Ce matin, je me prépare un café noir et serré, comme tu l’aurais aimé ; comme ceux que tu me préparais quotidiennement durant toutes ces années, sans toi. Doucement, la clarté fait surface ; Je pense à toi… Une dernière fois… Mère, qui veille, le bonheur ne se garde pas, il ne réside pas dans les apparences, pour les personnes que l’on aime, chacun d’entre nous le construit et l’imagine à chaque instant de sa vie.
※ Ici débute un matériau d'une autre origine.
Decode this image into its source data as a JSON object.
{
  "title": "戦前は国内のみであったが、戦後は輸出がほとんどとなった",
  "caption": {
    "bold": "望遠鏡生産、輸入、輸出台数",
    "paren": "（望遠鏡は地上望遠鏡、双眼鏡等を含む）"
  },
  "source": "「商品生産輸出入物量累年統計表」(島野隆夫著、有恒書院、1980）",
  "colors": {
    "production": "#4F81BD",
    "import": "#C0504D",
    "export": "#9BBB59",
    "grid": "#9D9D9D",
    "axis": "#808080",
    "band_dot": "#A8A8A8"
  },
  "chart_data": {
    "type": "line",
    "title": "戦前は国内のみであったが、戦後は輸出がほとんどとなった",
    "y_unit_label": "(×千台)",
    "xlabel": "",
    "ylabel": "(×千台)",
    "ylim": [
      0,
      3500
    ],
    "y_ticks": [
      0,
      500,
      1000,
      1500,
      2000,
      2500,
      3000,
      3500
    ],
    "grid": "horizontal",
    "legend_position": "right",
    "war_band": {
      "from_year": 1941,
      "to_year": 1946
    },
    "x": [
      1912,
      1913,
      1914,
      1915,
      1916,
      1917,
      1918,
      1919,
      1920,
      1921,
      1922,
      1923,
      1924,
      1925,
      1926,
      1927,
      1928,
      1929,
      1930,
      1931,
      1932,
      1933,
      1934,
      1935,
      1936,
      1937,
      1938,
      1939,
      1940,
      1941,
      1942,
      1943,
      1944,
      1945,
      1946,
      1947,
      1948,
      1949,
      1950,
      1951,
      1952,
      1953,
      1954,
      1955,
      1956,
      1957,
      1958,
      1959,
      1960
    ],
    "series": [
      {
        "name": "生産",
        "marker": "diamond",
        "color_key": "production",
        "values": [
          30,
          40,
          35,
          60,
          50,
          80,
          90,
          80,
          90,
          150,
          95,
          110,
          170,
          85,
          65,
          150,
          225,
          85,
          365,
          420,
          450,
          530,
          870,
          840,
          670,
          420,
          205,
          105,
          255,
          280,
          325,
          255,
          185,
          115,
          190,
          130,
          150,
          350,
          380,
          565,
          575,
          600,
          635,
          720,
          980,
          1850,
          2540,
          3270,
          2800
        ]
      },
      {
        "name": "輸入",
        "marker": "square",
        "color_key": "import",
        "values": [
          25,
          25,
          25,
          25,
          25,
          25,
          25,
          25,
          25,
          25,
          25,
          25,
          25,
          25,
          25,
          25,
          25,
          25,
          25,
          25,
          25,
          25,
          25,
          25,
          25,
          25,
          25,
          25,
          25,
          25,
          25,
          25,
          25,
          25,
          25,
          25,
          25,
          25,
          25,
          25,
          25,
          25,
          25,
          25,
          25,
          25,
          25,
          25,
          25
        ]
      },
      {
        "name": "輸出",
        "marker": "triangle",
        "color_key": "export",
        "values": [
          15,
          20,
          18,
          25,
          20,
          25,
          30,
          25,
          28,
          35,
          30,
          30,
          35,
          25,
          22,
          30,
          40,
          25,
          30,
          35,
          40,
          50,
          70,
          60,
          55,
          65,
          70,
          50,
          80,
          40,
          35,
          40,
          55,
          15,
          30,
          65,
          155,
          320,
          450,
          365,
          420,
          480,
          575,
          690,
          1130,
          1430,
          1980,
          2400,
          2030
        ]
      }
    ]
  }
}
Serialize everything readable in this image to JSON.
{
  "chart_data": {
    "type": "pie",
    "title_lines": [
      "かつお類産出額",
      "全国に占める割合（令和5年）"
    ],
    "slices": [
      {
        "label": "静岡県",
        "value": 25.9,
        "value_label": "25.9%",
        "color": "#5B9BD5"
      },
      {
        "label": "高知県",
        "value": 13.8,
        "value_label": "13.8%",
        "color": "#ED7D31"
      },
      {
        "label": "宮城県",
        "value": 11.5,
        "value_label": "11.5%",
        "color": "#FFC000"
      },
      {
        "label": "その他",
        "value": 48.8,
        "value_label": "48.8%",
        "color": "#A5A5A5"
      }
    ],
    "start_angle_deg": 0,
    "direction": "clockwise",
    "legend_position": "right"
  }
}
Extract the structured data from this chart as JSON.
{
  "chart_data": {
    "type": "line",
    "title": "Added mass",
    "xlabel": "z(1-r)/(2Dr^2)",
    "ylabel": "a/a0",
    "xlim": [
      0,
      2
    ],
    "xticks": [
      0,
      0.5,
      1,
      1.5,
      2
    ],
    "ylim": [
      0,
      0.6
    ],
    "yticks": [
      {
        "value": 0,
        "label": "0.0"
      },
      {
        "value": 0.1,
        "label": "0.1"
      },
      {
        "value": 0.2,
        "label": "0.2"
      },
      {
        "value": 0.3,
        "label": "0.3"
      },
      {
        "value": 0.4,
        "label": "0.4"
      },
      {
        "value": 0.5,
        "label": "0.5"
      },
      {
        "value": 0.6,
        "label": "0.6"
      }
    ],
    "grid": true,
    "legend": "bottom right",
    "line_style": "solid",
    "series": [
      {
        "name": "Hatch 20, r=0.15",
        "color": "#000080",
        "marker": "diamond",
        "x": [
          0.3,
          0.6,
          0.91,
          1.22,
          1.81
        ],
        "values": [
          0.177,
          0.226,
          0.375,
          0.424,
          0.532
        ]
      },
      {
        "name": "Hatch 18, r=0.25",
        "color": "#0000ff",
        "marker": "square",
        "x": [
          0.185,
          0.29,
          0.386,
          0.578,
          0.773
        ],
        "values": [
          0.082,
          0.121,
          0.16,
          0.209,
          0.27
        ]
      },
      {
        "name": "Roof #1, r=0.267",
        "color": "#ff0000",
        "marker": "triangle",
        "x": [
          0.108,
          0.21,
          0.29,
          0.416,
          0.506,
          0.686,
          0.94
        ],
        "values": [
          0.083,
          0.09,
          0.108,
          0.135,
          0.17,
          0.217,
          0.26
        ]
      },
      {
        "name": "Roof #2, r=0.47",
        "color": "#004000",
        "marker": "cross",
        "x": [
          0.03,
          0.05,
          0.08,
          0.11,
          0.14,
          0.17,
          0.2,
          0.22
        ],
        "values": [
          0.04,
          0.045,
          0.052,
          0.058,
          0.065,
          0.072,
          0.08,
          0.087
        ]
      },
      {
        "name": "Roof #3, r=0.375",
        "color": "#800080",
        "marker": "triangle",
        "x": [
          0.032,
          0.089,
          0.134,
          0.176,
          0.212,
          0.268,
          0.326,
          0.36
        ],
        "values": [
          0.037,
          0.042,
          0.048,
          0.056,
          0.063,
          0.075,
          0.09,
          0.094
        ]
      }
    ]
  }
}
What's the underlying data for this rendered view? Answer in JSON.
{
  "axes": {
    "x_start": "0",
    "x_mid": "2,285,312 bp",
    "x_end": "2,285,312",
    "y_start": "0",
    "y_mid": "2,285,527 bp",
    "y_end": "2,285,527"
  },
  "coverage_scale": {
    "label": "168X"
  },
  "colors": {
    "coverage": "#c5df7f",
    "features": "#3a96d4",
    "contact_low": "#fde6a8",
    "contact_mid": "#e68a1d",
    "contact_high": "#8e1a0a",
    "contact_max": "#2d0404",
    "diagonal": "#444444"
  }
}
C’est ça le bonheur, Mère, veilleuse, celui qui te fait prendre conscience d’apprécier ce que tu as, sans essayer, de pourvoir à ce que tu n’as pas…
5h45. Comprends-tu ?
Je dois y aller, on m’attend ; je retourne dans l’arène en bon gladiateur que je suis, non pas pour moi, Mère, qui veille, mais pour offrir aux enfants abandonnés, un Noël tendre, chaque jour avant la fin décembre. Non, ne t’inquiète pas, j’en garde un peu pour moi, ça me suffit, j’ai appris à goûter le goût de peu, que le goût de trop d’un coup et tu les verrais, comme je les effraie, mes concurrents, ils ne savent pas pour qui je me bats, ils me surnomment « El diablo », ça t’aurait fait sourire, j’en suis sûr, ta demi-pomme est devenu un homme. Il est temps, je dissimule ma mélancolie, je t’ai laissé partir délicatement, tendrement au fond de moi, de mon dressing mental je choisis et revêts de nouveau, sous mes yeux, mon masque d’homme fort, effrayant…Pour eux
5h54. Tu auras vécu !
Dans ma vie, ce que vivent les roses une matinée de fin d’été, alourdies sous le poids de la rosée. Tu auras vécu, ce que vivent les roses un jour de septembre, sous le poids de la lumière déclinante, descendre. Tu auras vécu, ce que vivent les roses un soir de février, sous le poids des coups, piétinées, pour m’offrir la fragrance de l’odeur, de l’arrière-goût du regret…
6h00 Me pardonneras-tu ?
Je me libère, ma Mère, veilleuse ; Je m’éveille, ma Mère, qui veille.